As indeed is safe the synced encrypted private key (Protonmail and Tutanota and many others) but I do want the possibility to have an account with a truly "private" key, local kept, forged on my pc and never uploaded (even if encrypted) but for a local temporary cache. Please implement this feature on Protonmail too!
I have to apologize for my English (especially in the previous comments), unfortunately I have to write from my small mob phone and I am usually very short of time.
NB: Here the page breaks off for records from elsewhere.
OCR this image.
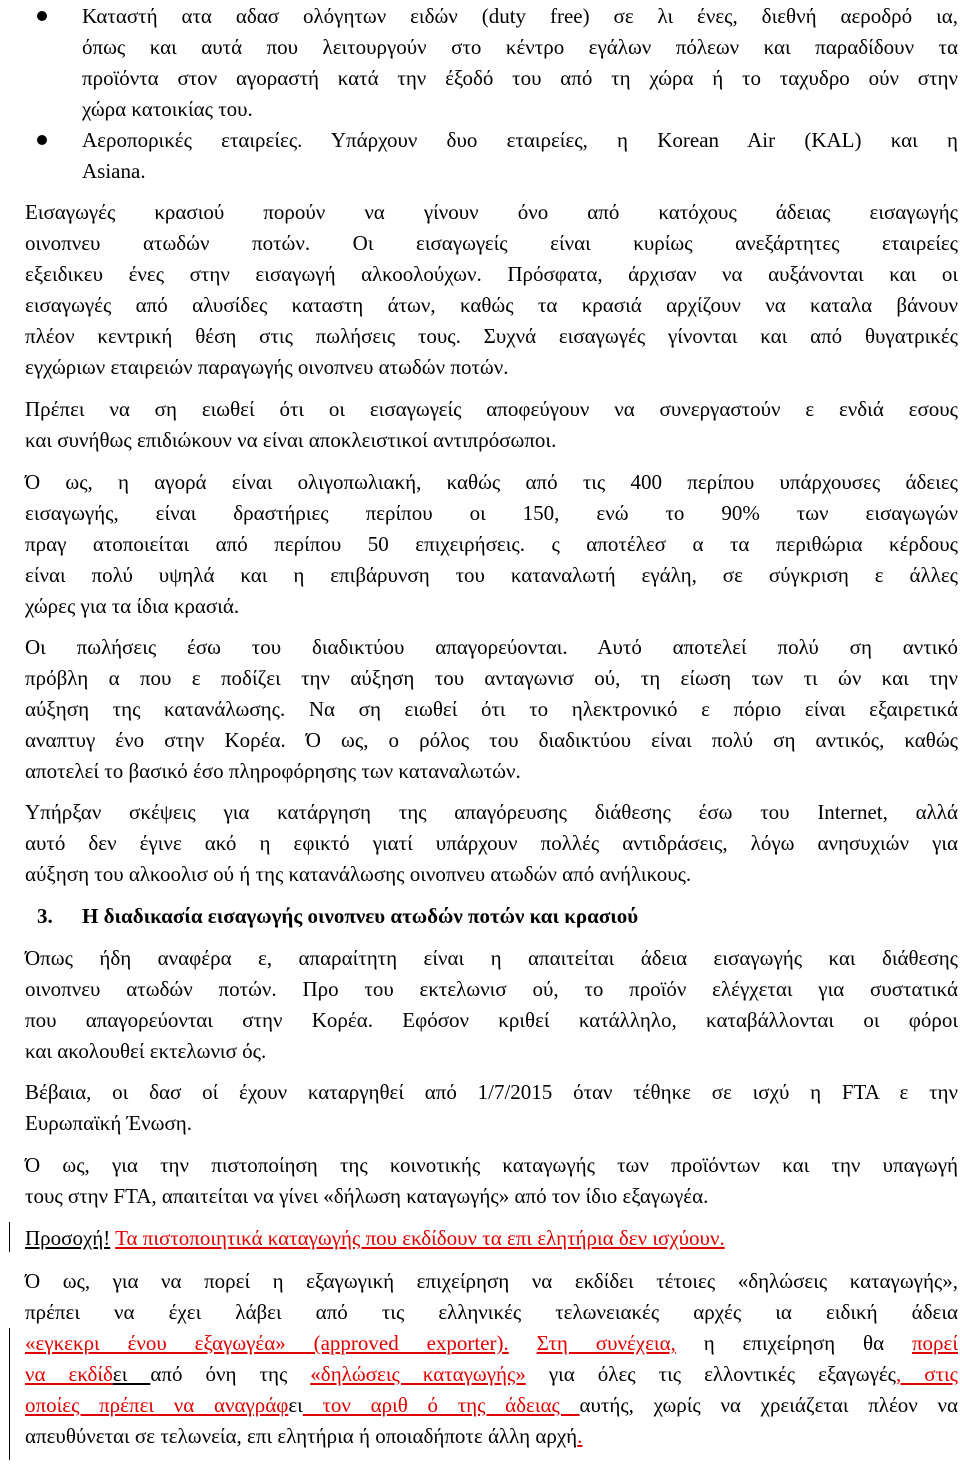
Καταστή ατα αδασ ολόγητων ειδών (duty free) σε λι ένες, διεθνή αεροδρό ια,
όπως και αυτά που λειτουργούν στο κέντρο εγάλων πόλεων και παραδίδουν τα
προϊόντα στον αγοραστή κατά την έξοδό του από τη χώρα ή το ταχυδρο ούν στην
χώρα κατοικίας του.
Αεροπορικές εταιρείες. Υπάρχουν δυο εταιρείες, η Korean Air (KAL) και η
Asiana.
Εισαγωγές κρασιού πορούν να γίνουν όνο από κατόχους άδειας εισαγωγής
οινοπνευ ατωδών ποτών. Οι εισαγωγείς είναι κυρίως ανεξάρτητες εταιρείες
εξειδικευ ένες στην εισαγωγή αλκοολούχων. Πρόσφατα, άρχισαν να αυξάνονται και οι
εισαγωγές από αλυσίδες καταστη άτων, καθώς τα κρασιά αρχίζουν να καταλα βάνουν
πλέον κεντρική θέση στις πωλήσεις τους. Συχνά εισαγωγές γίνονται και από θυγατρικές
εγχώριων εταιρειών παραγωγής οινοπνευ ατωδών ποτών.
Πρέπει να ση ειωθεί ότι οι εισαγωγείς αποφεύγουν να συνεργαστούν ε ενδιά εσους
και συνήθως επιδιώκουν να είναι αποκλειστικοί αντιπρόσωποι.
Ό ως, η αγορά είναι ολιγοπωλιακή, καθώς από τις 400 περίπου υπάρχουσες άδειες
εισαγωγής, είναι δραστήριες περίπου οι 150, ενώ το 90% των εισαγωγών
πραγ ατοποιείται από περίπου 50 επιχειρήσεις. ς αποτέλεσ α τα περιθώρια κέρδους
είναι πολύ υψηλά και η επιβάρυνση του καταναλωτή εγάλη, σε σύγκριση ε άλλες
χώρες για τα ίδια κρασιά.
Οι πωλήσεις έσω του διαδικτύου απαγορεύονται. Αυτό αποτελεί πολύ ση αντικό
πρόβλη α που ε ποδίζει την αύξηση του ανταγωνισ ού, τη είωση των τι ών και την
αύξηση της κατανάλωσης. Να ση ειωθεί ότι το ηλεκτρονικό ε πόριο είναι εξαιρετικά
αναπτυγ ένο στην Κορέα. Ό ως, ο ρόλος του διαδικτύου είναι πολύ ση αντικός, καθώς
αποτελεί το βασικό έσο πληροφόρησης των καταναλωτών.
Υπήρξαν σκέψεις για κατάργηση της απαγόρευσης διάθεσης έσω του Internet, αλλά
αυτό δεν έγινε ακό η εφικτό γιατί υπάρχουν πολλές αντιδράσεις, λόγω ανησυχιών για
αύξηση του αλκοολισ ού ή της κατανάλωσης οινοπνευ ατωδών από ανήλικους.
3. Η διαδικασία εισαγωγής οινοπνευ ατωδών ποτών και κρασιού
Όπως ήδη αναφέρα ε, απαραίτητη είναι η απαιτείται άδεια εισαγωγής και διάθεσης
οινοπνευ ατωδών ποτών. Προ του εκτελωνισ ού, το προϊόν ελέγχεται για συστατικά
που απαγορεύονται στην Κορέα. Εφόσον κριθεί κατάλληλο, καταβάλλονται οι φόροι
και ακολουθεί εκτελωνισ ός.
Βέβαια, οι δασ οί έχουν καταργηθεί από 1/7/2015 όταν τέθηκε σε ισχύ η FTA ε την
Ευρωπαϊκή Ένωση.
Ό ως, για την πιστοποίηση της κοινοτικής καταγωγής των προϊόντων και την υπαγωγή
τους στην FTA, απαιτείται να γίνει «δήλωση καταγωγής» από τον ίδιο εξαγωγέα.
Προσοχή! Τα πιστοποιητικά καταγωγής που εκδίδουν τα επι ελητήρια δεν ισχύουν.
Ό ως, για να πορεί η εξαγωγική επιχείρηση να εκδίδει τέτοιες «δηλώσεις καταγωγής»,
πρέπει να έχει λάβει από τις ελληνικές τελωνειακές αρχές ια ειδική άδεια
«εγκεκρι ένου εξαγωγέα» (approved exporter). Στη συνέχεια, η επιχείρηση θα πορεί
να εκδίδει από όνη της «δηλώσεις καταγωγής» για όλες τις ελλοντικές εξαγωγές, στις
οποίες πρέπει να αναγράφει τον αριθ ό της άδειας αυτής, χωρίς να χρειάζεται πλέον να
απευθύνεται σε τελωνεία, επι ελητήρια ή οποιαδήποτε άλλη αρχή.
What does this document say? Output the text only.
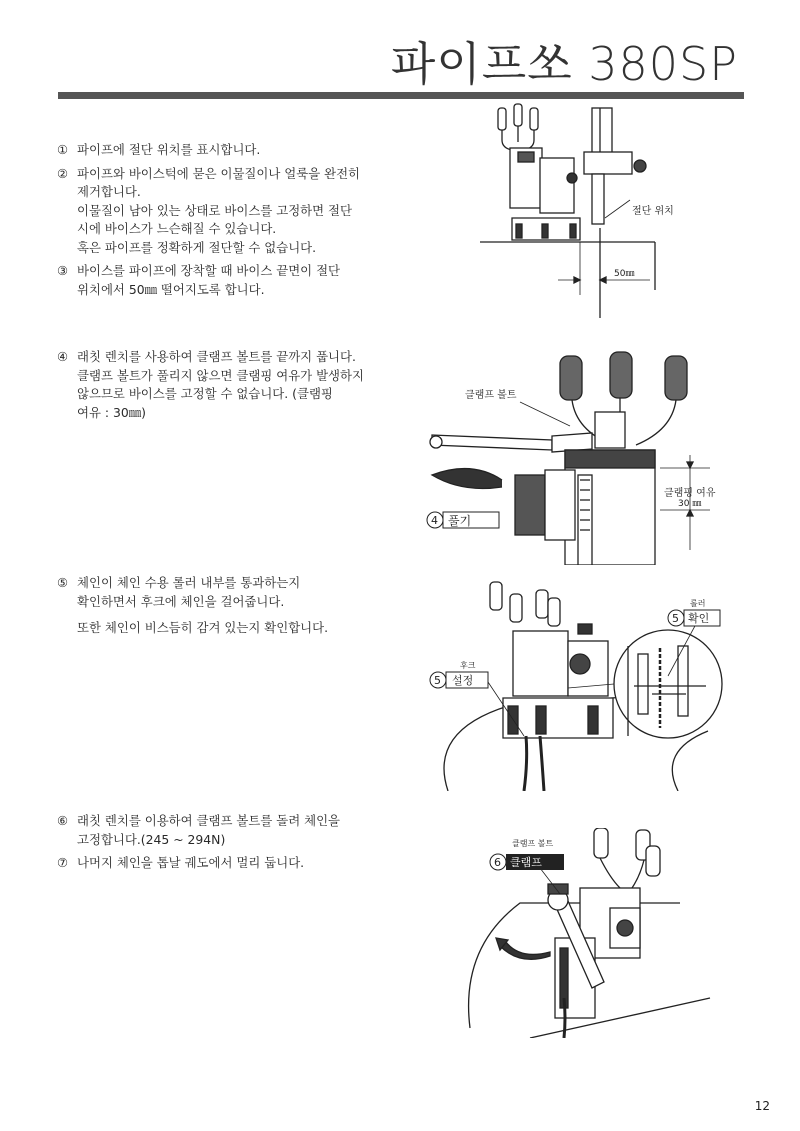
파이프쏘 380SP
① 파이프에 절단 위치를 표시합니다.
② 파이프와 바이스턱에 묻은 이물질이나 얼룩을 완전히
제거합니다.
이물질이 남아 있는 상태로 바이스를 고정하면 절단
시에 바이스가 느슨해질 수 있습니다.
혹은 파이프를 정확하게 절단할 수 없습니다.
③ 바이스를 파이프에 장착할 때 바이스 끝면이 절단
위치에서 50㎜ 떨어지도록 합니다.
④ 래칫 렌치를 사용하여 클램프 볼트를 끝까지 풉니다.
클램프 볼트가 풀리지 않으면 클램핑 여유가 발생하지
않으므로 바이스를 고정할 수 없습니다. (클램핑
여유 : 30㎜)
⑤ 체인이 체인 수용 롤러 내부를 통과하는지
확인하면서 후크에 체인을 걸어줍니다.
또한 체인이 비스듬히 감겨 있는지 확인합니다.
⑥ 래칫 렌치를 이용하여 클램프 볼트를 돌려 체인을
고정합니다.(245 ~ 294N)
⑦ 나머지 체인을 톱날 궤도에서 멀리 둡니다.
절단 위치
50㎜
클램프 볼트
클램핑 여유
30 ㎜
4 풀기
롤러
5 확인
후크
5 설정
클램프 볼트
6 클램프
12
I agree that ideally one should not transmit the private key, but if properly created and protected by a 128 bit passphrase, then the work factor to brute force the passphrase or the key itself should be about the same. Now I don't know what size key is created in the browser with PM. 2048, probably. That is considered not a strong as 128 AES, blowfish, etc... Hopefully its up to 4096.
If Keys could be passed up to the server for use, RSA v3 4096 with 128 bit passphrase to be used both on local key chain and on Protonmail. And if passed using SSL/TLS, then that's what they are doing now.
BTW, I've been looking in browser caches for the private key but can't fine. Does it only last while entering Pphrase?
They said that to upload PGP keys is not too troblesome and that they are looking forward on implementing it. The problem is to not upload on the servers the private key and to keep it locally, this is perceived as very sophisricated and wanted by a few of us and therefore it is even not planned. In my opinion it would represent a piece of the state-of-the-art of criptography...
NB: the private key is always encrypted on the servers therefore always safe, but to never share/sync/upload it even better a lot better!
You should just keep it with you (as a key file) and upload it locally in your browser cache whenever you log in...
I think this is a good alternative for advanced users. Combine with POP3 download of messages and you can decrypt in a separate program outside the browser (which is often a source of exploits).
If uploading PGP/GPG key pairs to the servers too troublesome, then download keys which are generated at account sign up. They will be passed by SSL/TSL; just as they are now when the private key is pushed to browser during a session. Once the key pair are stored locally, then stand alone programs can use them as well as browser based access. That and POP3 download would make the service useful to the full range of users; non-tech outsiders and savvy crypto advocates.